Associated General Contractors of America (AGC) officials said difficulties filling positions are making it more more challenging for contractors to take on new projects and finish existing ones on schedule.

The latest BLS report on the nation’s employment, issued April 5, showed increases in all construction segments, paced by nonresidential specialty trade contractors, which gained 16,300 jobs.

Buildings jobs were up by 7,800 and heavy and civil engineering jobs rose by 6,000.

BLS noted that the 39,000 jobs represented about twice the average monthly gain of 19,000 for the previous 12 months.

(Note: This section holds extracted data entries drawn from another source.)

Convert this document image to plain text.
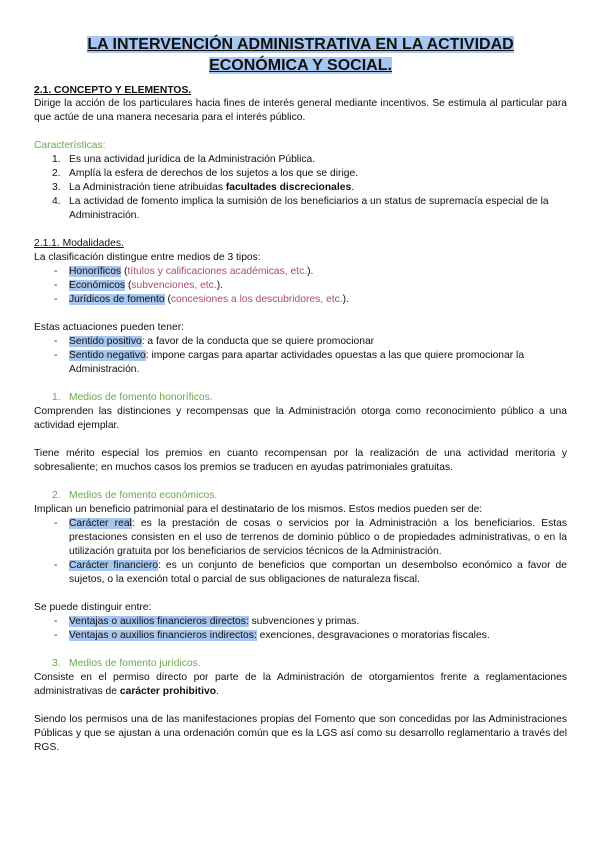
LA INTERVENCIÓN ADMINISTRATIVA EN LA ACTIVIDAD
ECONÓMICA Y SOCIAL.
2.1. CONCEPTO Y ELEMENTOS.

Dirige la acción de los particulares hacia fines de interés general mediante incentivos. Se estimula al particular para que actúe de una manera necesaria para el interés público.

Características:

1. Es una actividad jurídica de la Administración Pública.
2. Amplía la esfera de derechos de los sujetos a los que se dirige.
3. La Administración tiene atribuidas facultades discrecionales.
4. La actividad de fomento implica la sumisión de los beneficiarios a un status de supremacía especial de la Administración.

2.1.1. Modalidades.

La clasificación distingue entre medios de 3 tipos:

- Honoríficos (títulos y calificaciones académicas, etc.).
- Económicos (subvenciones, etc.).
- Jurídicos de fomento (concesiones a los descubridores, etc.).

Estas actuaciones pueden tener:

- Sentido positivo: a favor de la conducta que se quiere promocionar
- Sentido negativo: impone cargas para apartar actividades opuestas a las que quiere promocionar la Administración.

1. Medios de fomento honoríficos.

Comprenden las distinciones y recompensas que la Administración otorga como reconocimiento público a una actividad ejemplar.

Tiene mérito especial los premios en cuanto recompensan por la realización de una actividad meritoria y sobresaliente; en muchos casos los premios se traducen en ayudas patrimoniales gratuitas.

2. Medios de fomento económicos.

Implican un beneficio patrimonial para el destinatario de los mismos. Estos medios pueden ser de:

- Carácter real: es la prestación de cosas o servicios por la Administración a los beneficiarios. Estas prestaciones consisten en el uso de terrenos de dominio público o de propiedades administrativas, o en la utilización gratuita por los beneficiarios de servicios técnicos de la Administración.
- Carácter financiero: es un conjunto de beneficios que comportan un desembolso económico a favor de sujetos, o la exención total o parcial de sus obligaciones de naturaleza fiscal.

Se puede distinguir entre:

- Ventajas o auxilios financieros directos: subvenciones y primas.
- Ventajas o auxilios financieros indirectos: exenciones, desgravaciones o moratorias fiscales.

3. Medios de fomento jurídicos.

Consiste en el permiso directo por parte de la Administración de otorgamientos frente a reglamentaciones administrativas de carácter prohibitivo.

Siendo los permisos una de las manifestaciones propias del Fomento que son concedidas por las Administraciones Públicas y que se ajustan a una ordenación común que es la LGS así como su desarrollo reglamentario a través del RGS.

In another upbeat metric, construction also added  270,000 jobs in the 12 months ending in March, an increase of 3.4%.

Across-the-Board Gains

“All types of construction firms were hiring in March,” Ken Simonson, AGC's chief economist, said in a statement.

AGC said construction’s new jobs in March represented the industry's largest monthly upturn since January 2023. But Simonson added that “the record number of construction job openings at the end of February indicates contractors would have hired even more workers if they were available to keep pace with demand.”

He was referring to a separate BLS report, released April 2, that showed construction job openings climbed to 441,000 as of the end of February, from 409,000 a year earlier.

BLS also reported that the average hourly earnings of construction production and nonsupervisory employees climbed 4.9% in March compared with the year-earlier level.

Jobless Rates Dip

In another bright signal, construction’s March jobless rate declined to 5.4%, from February’s 7%. It also was down from the year-earlier rate of 5.6%. The BLS jobs figures are adjusted for seasonal differences; the bureau's unemployment rate statistics are not seasonally adjusted.

“Structural transformations in the economy, including replenished domestic supply chains, expanded data center demand and augmented infrastructure, are making it difficult for many project owners to wait for lower construction delivery costs," Anirban Basu, Associated Builders and Contractors' chief economist, said in a statement.


Overall, the U.S. economy gained a hefty 303,000 jobs in March and its unemployment rate edged down to 3.8%, from February's 3.9%.

Basu said that the new BLS release “was a blockbuster jobs report and indicates that recession is not arriving anytime soon.”

But on the other hand, he said, "Those in search of lower inflation and interest rates will not be comforted by this release."